After following resolution of issues concerning covered insureds in insurance coverage litigation involving September 11, 2001 attacks on the World Trade Center (“WTC”), insured parties moved for sanctions against liability insurer. In re Sept. 11th Liab. Ins. Coverage Cases, 2007 WL 1739666 (S.D.N.Y. June 18, 2007)

On June 18, 2007, United States District Judge Alvin K. Hellerstein, for the Southern District of New York, slapped Zurich American Insurance Company (“Zurich”) and its counsel, the law firms of Wiley Rein LLP and Coughlin Duffy LLP, with a $1.25 million sanction for making statements without evidence to back them up and discovery violations including deleted electronic evidence, and delayed production of relevant documents.

This insurance coverage suit revolved around whether Zurich covered Westfield Corporation, Inc. which leased retail space in the WTC, and the Port Authority of New York and New Jersey (“Port Authority”) which owned the WTC. Zurich alleged that it did not.  Zurich ultimately changed its position, however, when Zurich’s chief underwriter revealed in a deposition that she believed the Port Authority was covered. During discovery, opposing counsel, Latham & Watkins became suspicious that among other documents, a 62-page policy that would prove Zurich’ policy applied had been deleted from Zurich’s computer system and that defense counsel had a copy that had not been produced. Critical documents were in Zurich’s counsel’s possession for almost three years before they were produced. 

Federal Rule of Civil Procedure 37 authorizes sanctions for an attorney’s failure to comply with Rule 26 disclosure requirements, even without a discovery request, including:

1) failure to produce a copy of all relevant documents in the party’s control; and

2) failure to amend any prior discovery responses if the party learns that the response is incomplete or incorrect and the additional or corrective information has not been made known to the other parties during the discovery process.

The Court dismissed counsel’s explanation at the sanctions hearing that Zurich’s failure to produce was due to inadvertence.  The court found the actions to be negligent or worse.

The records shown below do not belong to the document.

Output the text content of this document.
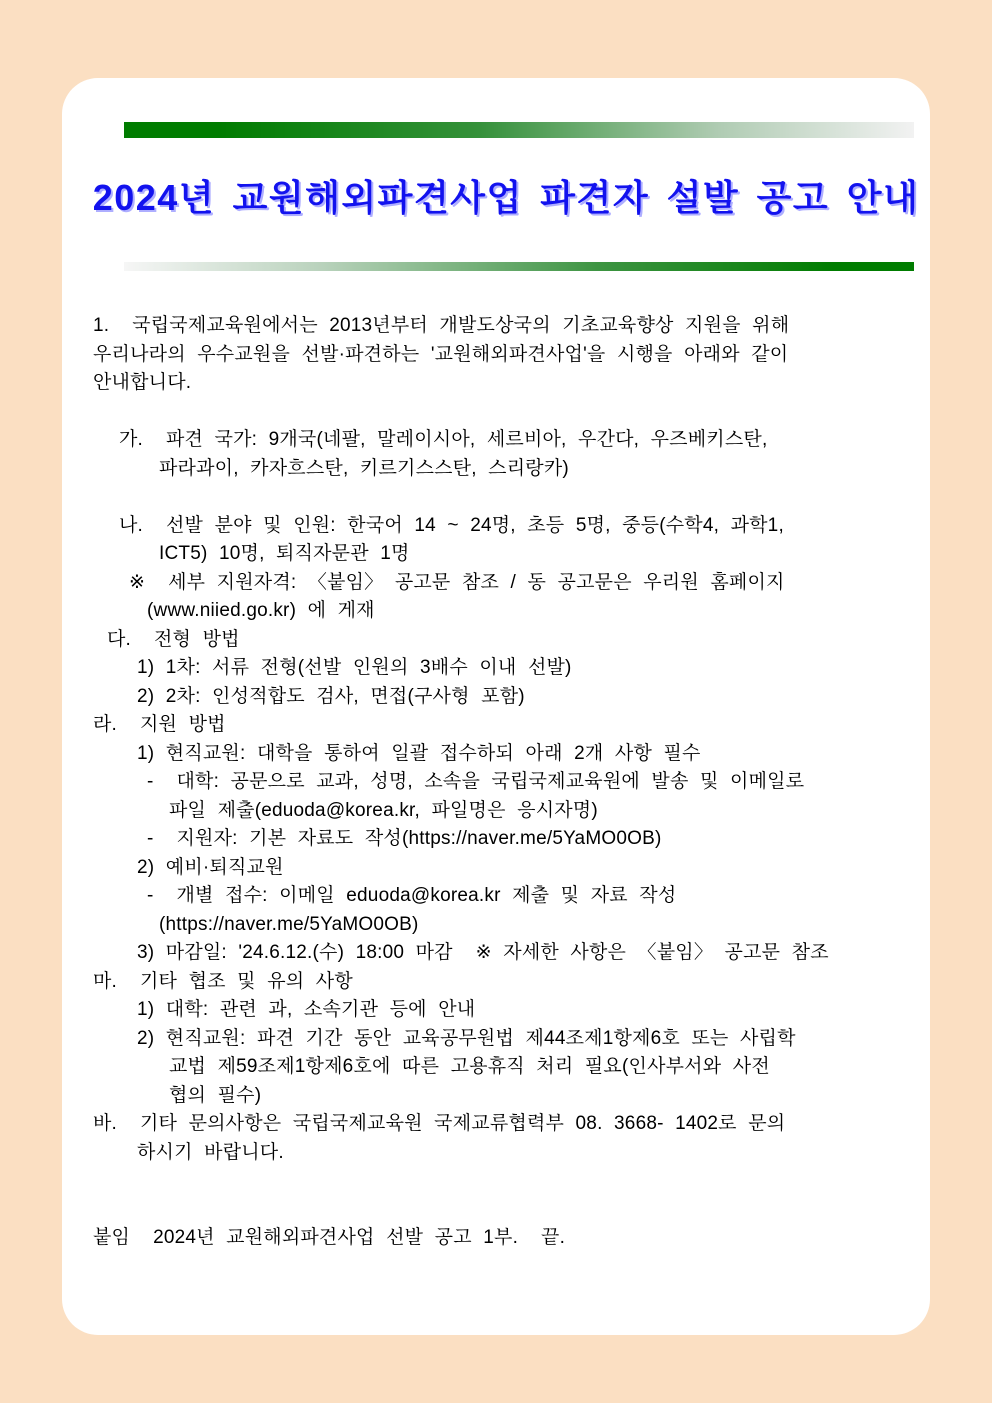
2024년 교원해외파견사업 파견자 설발 공고 안내
1.  국립국제교육원에서는 2013년부터 개발도상국의 기초교육향상 지원을 위해
우리나라의 우수교원을 선발·파견하는 '교원해외파견사업'을 시행을 아래와 같이
안내합니다.
가.  파견 국가: 9개국(네팔, 말레이시아, 세르비아, 우간다, 우즈베키스탄,
파라과이, 카자흐스탄, 키르기스스탄, 스리랑카)
나.  선발 분야 및 인원: 한국어 14 ~ 24명, 초등 5명, 중등(수학4, 과학1,
ICT5) 10명, 퇴직자문관 1명
※  세부 지원자격: 〈붙임〉 공고문 참조 / 동 공고문은 우리원 홈페이지
(www.niied.go.kr) 에 게재
다.  전형 방법
1) 1차: 서류 전형(선발 인원의 3배수 이내 선발)
2) 2차: 인성적합도 검사, 면접(구사형 포함)
라.  지원 방법
1) 현직교원: 대학을 통하여 일괄 접수하되 아래 2개 사항 필수
-  대학: 공문으로 교과, 성명, 소속을 국립국제교육원에 발송 및 이메일로
파일 제출(eduoda@korea.kr, 파일명은 응시자명)
-  지원자: 기본 자료도 작성(https://naver.me/5YaMO0OB)
2) 예비·퇴직교원
-  개별 접수: 이메일 eduoda@korea.kr 제출 및 자료 작성
(https://naver.me/5YaMO0OB)
3) 마감일: '24.6.12.(수) 18:00 마감  ※ 자세한 사항은 〈붙임〉 공고문 참조
마.  기타 협조 및 유의 사항
1) 대학: 관련 과, 소속기관 등에 안내
2) 현직교원: 파견 기간 동안 교육공무원법 제44조제1항제6호 또는 사립학
교법 제59조제1항제6호에 따른 고용휴직 처리 필요(인사부서와 사전
협의 필수)
바.  기타 문의사항은 국립국제교육원 국제교류협력부 08. 3668- 1402로 문의
하시기 바랍니다.
붙임  2024년 교원해외파견사업 선발 공고 1부.  끝.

The Court was particularly troubled by Zurich’s deletion of the electronic version of the 62-page policy which occurred even after counsel had instructed that all underwriting communications were to be preserved.  The Court also took umbrage at Zurich’s “slow and inadequate responses” to repeated document requests and related court orders. and found that “Counsel’s failure to recognize the importance of the document, and to produce it timely, especially when alerted to its possible existence by opposing counsel,” was sanctionable.